独特の土っぽい香りと、加熱した際のトロリとした濃厚な甘みが特徴。油との相性が良く、味噌煮や炒め物にするとナスのように果肉がとろけ、種のプチプチとした食感がアクセントになる。
品種・由来
- 品種名:
太ヘチマ(ダルマヘチマ)、短太ヘチマ、三尺ヘチマ(長ヘチマ)、食用改良種(香川本鷹など)
※沖縄では、ずんぐりとした短太系の品種が主流である。
- 分類:ウリ科ヘチマ属
- 学名:Luffa aegyptiaca Mill. (syn. Luffa cylindrica)
由来
和名「ヘチマ」は、本来「イトウリ(糸瓜)」と呼ばれていたことに由来する。「イトウリ」の「ト」は、イロハ歌で「ヘ」と「チ」の間にある文字であることから、「ヘとチの間(マ)」=「ヘチマ」という洒落で呼ばれるようになったとされる。

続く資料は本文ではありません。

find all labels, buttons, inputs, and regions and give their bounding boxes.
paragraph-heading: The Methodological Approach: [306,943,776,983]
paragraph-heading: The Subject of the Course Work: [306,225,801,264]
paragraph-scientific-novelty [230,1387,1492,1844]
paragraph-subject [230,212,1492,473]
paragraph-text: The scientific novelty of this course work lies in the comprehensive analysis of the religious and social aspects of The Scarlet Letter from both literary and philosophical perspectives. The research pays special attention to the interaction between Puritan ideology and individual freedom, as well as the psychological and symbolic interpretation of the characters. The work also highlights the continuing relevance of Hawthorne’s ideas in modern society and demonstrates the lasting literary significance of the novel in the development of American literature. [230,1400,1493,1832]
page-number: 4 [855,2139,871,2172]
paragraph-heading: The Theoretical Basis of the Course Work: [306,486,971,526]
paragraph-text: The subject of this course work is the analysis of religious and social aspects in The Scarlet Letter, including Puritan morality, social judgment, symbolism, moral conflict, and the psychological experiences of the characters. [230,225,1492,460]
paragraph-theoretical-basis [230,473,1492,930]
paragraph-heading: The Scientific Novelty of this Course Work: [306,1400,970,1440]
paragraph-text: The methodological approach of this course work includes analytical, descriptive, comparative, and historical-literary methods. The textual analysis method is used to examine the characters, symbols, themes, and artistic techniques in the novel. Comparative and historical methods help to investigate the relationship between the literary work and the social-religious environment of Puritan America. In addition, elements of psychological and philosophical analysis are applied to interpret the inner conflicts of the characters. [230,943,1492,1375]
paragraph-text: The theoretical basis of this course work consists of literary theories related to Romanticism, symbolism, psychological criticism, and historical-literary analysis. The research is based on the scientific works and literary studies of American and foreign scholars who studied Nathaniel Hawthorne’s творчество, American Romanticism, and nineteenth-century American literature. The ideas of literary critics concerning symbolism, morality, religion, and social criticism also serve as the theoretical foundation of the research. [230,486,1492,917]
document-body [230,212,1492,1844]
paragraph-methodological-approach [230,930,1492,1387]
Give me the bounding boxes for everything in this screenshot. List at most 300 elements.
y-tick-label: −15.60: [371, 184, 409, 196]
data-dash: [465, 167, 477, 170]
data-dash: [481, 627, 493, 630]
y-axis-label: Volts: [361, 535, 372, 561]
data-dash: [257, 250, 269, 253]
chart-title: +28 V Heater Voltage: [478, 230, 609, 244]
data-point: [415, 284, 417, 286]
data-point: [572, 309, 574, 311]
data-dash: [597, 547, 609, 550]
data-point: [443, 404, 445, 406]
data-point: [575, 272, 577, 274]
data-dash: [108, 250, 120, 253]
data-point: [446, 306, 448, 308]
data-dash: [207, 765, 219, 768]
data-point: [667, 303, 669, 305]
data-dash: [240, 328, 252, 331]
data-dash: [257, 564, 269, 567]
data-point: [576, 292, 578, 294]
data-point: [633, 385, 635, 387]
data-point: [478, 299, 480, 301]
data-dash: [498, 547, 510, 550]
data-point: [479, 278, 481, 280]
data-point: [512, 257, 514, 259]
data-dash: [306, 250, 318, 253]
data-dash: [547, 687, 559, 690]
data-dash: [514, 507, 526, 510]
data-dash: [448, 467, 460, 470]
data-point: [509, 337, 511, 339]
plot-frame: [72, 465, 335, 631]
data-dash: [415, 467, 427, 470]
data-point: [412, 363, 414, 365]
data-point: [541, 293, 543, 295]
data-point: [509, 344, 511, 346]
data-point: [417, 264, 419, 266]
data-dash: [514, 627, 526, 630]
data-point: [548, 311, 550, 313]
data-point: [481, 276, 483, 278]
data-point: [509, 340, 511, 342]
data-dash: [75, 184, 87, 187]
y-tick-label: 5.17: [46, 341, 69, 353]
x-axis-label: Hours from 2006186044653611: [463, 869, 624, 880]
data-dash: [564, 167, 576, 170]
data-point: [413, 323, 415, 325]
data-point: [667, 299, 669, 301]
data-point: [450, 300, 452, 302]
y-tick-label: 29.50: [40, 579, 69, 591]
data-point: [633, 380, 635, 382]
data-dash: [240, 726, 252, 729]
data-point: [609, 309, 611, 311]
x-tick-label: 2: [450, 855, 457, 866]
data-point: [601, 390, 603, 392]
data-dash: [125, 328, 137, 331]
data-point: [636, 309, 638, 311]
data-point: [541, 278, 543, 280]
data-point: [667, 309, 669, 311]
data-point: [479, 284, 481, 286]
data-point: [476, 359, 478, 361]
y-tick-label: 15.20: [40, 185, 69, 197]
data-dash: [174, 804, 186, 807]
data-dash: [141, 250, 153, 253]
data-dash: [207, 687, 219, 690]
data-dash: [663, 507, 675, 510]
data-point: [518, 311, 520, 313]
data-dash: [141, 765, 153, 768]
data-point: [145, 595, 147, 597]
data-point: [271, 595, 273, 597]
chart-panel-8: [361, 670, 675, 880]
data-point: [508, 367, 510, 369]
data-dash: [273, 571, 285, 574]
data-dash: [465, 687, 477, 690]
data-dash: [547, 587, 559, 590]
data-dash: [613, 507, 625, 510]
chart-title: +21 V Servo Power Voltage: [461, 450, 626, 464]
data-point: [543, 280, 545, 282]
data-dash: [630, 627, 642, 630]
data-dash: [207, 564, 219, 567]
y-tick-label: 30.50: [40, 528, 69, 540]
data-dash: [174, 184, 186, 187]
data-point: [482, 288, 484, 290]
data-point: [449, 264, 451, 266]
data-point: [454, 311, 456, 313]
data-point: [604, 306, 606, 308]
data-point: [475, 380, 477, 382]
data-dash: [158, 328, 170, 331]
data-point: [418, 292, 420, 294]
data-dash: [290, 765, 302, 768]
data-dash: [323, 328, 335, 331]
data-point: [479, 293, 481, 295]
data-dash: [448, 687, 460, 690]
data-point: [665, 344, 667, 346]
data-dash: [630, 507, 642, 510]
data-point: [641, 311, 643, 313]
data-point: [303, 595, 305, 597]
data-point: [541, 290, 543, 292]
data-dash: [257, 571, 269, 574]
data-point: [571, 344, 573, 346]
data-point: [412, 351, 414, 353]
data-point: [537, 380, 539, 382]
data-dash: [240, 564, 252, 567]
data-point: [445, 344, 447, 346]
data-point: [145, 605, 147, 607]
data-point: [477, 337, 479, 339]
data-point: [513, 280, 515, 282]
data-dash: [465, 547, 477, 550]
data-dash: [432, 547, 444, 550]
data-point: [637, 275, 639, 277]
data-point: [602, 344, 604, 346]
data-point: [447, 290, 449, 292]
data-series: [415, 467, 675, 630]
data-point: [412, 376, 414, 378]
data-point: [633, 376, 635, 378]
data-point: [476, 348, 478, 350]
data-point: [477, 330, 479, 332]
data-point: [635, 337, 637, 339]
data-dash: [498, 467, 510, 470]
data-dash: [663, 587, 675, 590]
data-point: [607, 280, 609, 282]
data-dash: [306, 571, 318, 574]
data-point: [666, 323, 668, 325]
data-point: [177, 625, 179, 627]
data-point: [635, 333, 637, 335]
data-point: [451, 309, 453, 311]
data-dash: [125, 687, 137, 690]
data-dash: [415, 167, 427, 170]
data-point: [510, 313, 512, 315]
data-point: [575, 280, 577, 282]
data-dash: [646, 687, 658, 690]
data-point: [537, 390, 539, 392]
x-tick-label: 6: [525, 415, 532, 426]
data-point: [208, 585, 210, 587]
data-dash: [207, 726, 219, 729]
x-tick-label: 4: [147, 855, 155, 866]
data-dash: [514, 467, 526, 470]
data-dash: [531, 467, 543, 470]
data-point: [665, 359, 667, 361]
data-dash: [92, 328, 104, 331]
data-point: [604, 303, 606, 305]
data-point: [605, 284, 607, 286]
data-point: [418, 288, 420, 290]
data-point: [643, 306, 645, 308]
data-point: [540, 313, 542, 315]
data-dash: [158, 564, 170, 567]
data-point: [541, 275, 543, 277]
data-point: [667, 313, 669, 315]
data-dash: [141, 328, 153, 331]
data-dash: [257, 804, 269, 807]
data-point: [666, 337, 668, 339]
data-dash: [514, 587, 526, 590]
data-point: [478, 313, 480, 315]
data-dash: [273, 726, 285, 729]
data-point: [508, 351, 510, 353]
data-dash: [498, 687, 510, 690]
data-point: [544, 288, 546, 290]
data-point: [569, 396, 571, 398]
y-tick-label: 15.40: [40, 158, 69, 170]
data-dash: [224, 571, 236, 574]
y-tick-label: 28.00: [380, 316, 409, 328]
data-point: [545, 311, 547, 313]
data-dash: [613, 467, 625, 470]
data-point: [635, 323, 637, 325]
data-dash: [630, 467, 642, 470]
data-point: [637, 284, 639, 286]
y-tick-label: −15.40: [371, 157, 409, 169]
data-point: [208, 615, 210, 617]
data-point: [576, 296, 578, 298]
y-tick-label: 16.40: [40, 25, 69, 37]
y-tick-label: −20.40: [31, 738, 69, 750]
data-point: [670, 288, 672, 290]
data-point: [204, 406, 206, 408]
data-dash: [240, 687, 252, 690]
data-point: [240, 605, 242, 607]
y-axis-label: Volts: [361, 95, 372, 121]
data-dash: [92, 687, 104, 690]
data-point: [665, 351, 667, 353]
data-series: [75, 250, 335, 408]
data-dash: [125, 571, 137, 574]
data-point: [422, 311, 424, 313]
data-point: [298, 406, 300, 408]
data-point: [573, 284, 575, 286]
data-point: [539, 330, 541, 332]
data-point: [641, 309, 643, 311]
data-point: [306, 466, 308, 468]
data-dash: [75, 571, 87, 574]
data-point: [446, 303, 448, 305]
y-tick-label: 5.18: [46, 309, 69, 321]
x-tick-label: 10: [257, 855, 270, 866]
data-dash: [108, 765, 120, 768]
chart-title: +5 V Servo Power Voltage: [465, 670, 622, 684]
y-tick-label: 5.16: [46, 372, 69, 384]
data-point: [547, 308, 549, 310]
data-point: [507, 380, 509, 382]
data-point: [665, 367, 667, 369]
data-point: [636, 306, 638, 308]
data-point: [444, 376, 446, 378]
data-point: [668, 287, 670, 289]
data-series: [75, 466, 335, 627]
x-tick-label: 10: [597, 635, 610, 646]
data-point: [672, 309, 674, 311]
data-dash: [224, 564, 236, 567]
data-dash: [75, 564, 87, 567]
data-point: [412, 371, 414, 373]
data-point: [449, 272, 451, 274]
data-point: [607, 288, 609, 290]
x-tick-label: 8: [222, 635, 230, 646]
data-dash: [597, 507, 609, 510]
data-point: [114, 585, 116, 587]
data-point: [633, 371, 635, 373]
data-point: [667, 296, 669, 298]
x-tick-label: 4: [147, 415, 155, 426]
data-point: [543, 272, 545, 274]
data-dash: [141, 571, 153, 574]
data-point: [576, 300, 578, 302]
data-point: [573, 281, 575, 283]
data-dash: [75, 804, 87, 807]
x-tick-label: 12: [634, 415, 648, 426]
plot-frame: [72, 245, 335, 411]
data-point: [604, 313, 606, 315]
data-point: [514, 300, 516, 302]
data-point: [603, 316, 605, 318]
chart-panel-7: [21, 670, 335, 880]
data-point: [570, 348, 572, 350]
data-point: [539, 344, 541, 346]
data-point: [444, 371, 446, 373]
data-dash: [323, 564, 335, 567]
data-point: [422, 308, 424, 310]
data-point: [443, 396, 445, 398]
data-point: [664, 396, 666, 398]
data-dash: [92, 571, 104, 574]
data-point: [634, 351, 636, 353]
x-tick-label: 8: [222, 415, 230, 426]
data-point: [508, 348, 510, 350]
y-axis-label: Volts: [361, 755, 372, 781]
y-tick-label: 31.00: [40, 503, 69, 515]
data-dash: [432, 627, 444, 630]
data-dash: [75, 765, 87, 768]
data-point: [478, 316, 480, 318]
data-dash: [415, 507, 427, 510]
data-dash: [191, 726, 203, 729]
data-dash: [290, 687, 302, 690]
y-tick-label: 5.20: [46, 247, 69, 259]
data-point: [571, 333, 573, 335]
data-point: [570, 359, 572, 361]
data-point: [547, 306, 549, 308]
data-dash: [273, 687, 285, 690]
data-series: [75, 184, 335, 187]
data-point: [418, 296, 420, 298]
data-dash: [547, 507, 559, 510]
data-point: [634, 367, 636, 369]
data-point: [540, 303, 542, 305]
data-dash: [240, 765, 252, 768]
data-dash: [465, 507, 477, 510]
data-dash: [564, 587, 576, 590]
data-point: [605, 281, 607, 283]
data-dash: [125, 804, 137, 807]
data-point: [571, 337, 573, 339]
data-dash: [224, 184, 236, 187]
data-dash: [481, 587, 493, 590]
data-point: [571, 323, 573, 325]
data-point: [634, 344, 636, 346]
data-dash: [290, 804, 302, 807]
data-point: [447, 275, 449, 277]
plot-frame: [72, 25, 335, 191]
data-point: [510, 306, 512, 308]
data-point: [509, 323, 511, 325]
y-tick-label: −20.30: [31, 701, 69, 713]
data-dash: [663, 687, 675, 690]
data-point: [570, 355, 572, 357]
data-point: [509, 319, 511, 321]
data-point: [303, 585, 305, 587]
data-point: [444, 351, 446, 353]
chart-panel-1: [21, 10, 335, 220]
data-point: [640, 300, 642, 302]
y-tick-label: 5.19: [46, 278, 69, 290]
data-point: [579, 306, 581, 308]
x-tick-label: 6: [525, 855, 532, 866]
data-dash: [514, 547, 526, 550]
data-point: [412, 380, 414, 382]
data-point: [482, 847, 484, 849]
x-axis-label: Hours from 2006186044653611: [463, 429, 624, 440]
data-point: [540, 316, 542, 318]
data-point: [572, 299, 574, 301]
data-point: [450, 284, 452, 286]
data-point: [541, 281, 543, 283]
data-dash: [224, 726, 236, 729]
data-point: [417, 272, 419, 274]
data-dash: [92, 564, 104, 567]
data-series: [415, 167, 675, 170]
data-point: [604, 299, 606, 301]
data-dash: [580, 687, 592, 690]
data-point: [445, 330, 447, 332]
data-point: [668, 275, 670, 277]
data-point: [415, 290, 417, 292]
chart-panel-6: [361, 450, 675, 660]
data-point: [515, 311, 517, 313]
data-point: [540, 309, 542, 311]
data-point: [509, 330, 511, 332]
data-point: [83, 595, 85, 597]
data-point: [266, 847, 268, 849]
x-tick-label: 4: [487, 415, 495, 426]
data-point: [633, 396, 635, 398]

沖縄方言の「ナーベーラー」は、「鍋洗い(なべあらい)」が転訛したものといわれ、完熟して繊維化した果実で鍋を洗っていたことにちなむ。
伝来
日本へは室町時代から江戸時代初期(17世紀頃)に中国を経て渡来したとされる。
歴史背景
江戸時代の『多識編』(1630年)や貝原益軒の『大和本草』(1709年)などに記載があり、古くから栽培されていた。当時は主にたわしとしての利用や、茎から採取する「ヘチマ水」が化粧水や民間薬(咳止め・利尿)として珍重された。沖縄では古くから日常的な食材として定着しており、独自のスローフード文化を形成している。
備考
近縁種に、果実に10本の鋭い稜(角)がある「トカドヘチマ(十角糸瓜/英:Angled Luffa)」があり、これも同様に食用とされるが、一般的な円筒形のヘチマとは区別される。
完熟させて乾燥させた繊維塊(ヘチマたわし)は、天然素材のスポンジとして環境面からも再評価されている。